L’Éthiopie et la Russie ont franchi une nouvelle étape dans leur coopération énergétique avec la signature, le 31 mars 2026 à Addis-Abeba, d’une feuille de route dédiée au développement du nucléaire civil. Le document a été conclu entre la Commission éthiopienne de l’énergie atomique et la société publique russe Rosatom.
Ce texte définit les modalités de collaboration technique, institutionnelle et opérationnelle entre les deux parties, avec pour objectif la mise en place de projets de production d’électricité d’origine nucléaire.
Un cadre structuré pour un projet énergétique
La feuille de route détaille les étapes nécessaires à la réalisation du programme, notamment les études techniques, l’organisation institutionnelle et les aspects économiques du projet. Elle prévoit également la formation de personnels éthiopiens et la préparation d’un futur accord intergouvernemental.
Selon les informations communiquées par la Commission éthiopienne de l’énergie atomique, ce document sert de base à la mise en œuvre concrète des premières initiatives dans le nucléaire civil. Il formalise un processus engagé depuis septembre 2025, date à laquelle Addis-Abeba et Moscou avaient conclu un accord de coopération dans ce domaine.
Diversification d’un système électrique dominé par l’hydroélectricité
L’initiative vise à réduire la dépendance du pays à l’hydroélectricité, qui représente l’essentiel de sa production électrique. Le recours au nucléaire doit permettre d’assurer une production continue, indépendante des conditions climatiques. Contrairement aux barrages ou aux énergies renouvelables intermittentes, une centrale nucléaire fonctionne en continu et fournit une capacité stable adaptée aux besoins industriels et urbains.
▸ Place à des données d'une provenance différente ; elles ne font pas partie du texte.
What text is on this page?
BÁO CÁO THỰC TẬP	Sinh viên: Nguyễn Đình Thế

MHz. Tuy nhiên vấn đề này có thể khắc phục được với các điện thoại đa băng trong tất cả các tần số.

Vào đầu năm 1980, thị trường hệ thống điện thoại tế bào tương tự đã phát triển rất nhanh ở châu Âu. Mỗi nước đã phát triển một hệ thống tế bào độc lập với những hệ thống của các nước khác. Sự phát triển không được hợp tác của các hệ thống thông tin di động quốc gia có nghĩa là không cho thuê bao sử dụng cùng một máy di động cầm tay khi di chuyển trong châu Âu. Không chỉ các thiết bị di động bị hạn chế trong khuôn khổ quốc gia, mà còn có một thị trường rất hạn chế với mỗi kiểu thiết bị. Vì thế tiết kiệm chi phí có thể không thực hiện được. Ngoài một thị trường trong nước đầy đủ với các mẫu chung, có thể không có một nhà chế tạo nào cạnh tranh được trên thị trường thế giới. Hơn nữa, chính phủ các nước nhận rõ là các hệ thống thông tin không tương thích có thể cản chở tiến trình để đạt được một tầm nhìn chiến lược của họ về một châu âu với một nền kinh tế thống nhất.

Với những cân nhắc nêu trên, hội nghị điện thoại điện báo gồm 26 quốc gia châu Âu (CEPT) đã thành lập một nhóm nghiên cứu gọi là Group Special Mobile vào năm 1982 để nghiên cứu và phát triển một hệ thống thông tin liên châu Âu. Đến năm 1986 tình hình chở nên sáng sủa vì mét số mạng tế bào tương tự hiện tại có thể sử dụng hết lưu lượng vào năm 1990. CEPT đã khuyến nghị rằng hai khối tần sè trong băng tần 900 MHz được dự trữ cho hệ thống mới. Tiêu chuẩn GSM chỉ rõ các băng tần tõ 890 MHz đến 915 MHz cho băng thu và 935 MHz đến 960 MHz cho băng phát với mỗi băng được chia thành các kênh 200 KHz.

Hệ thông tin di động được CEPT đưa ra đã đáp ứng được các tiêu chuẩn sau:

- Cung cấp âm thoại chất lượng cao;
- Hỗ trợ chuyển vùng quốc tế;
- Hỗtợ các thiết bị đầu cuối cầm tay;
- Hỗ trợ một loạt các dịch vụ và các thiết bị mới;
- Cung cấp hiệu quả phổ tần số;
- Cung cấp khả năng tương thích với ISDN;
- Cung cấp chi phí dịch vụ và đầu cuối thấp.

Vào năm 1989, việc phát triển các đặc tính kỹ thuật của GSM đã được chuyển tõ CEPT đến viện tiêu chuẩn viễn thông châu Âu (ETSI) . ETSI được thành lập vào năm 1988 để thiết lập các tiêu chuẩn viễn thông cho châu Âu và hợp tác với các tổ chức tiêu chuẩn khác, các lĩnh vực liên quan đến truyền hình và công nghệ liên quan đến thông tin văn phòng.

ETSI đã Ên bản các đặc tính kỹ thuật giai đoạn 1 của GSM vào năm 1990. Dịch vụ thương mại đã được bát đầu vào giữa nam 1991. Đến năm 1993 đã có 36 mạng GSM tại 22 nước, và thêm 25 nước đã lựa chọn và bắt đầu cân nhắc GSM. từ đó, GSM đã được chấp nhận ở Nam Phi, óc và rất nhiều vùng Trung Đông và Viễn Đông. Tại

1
Une stratégie russe déjà déployée sur le continent
La coopération avec l’Éthiopie s’ajoute à une série d’accords conclus par la Russie avec plusieurs pays africains dans le nucléaire civil. Rosatom intervient notamment en Égypte pour la construction de la centrale d’El-Dabaa, tandis que des projets ou partenariats sont engagés avec le Nigeria, le Rwanda ou encore la Zambie.
Ces initiatives reposent sur un modèle intégrant financement, construction des infrastructures et formation des ressources humaines locales. Le nucléaire civil offre aux États concernés une capacité de production élevée avec de faibles émissions de CO₂, tout en renforçant leur sécurité énergétique. La prochaine étape du partenariat entre Addis-Abeba et Moscou devrait porter sur la conclusion d’un accord intergouvernemental et le lancement des études de faisabilité du projet de centrale.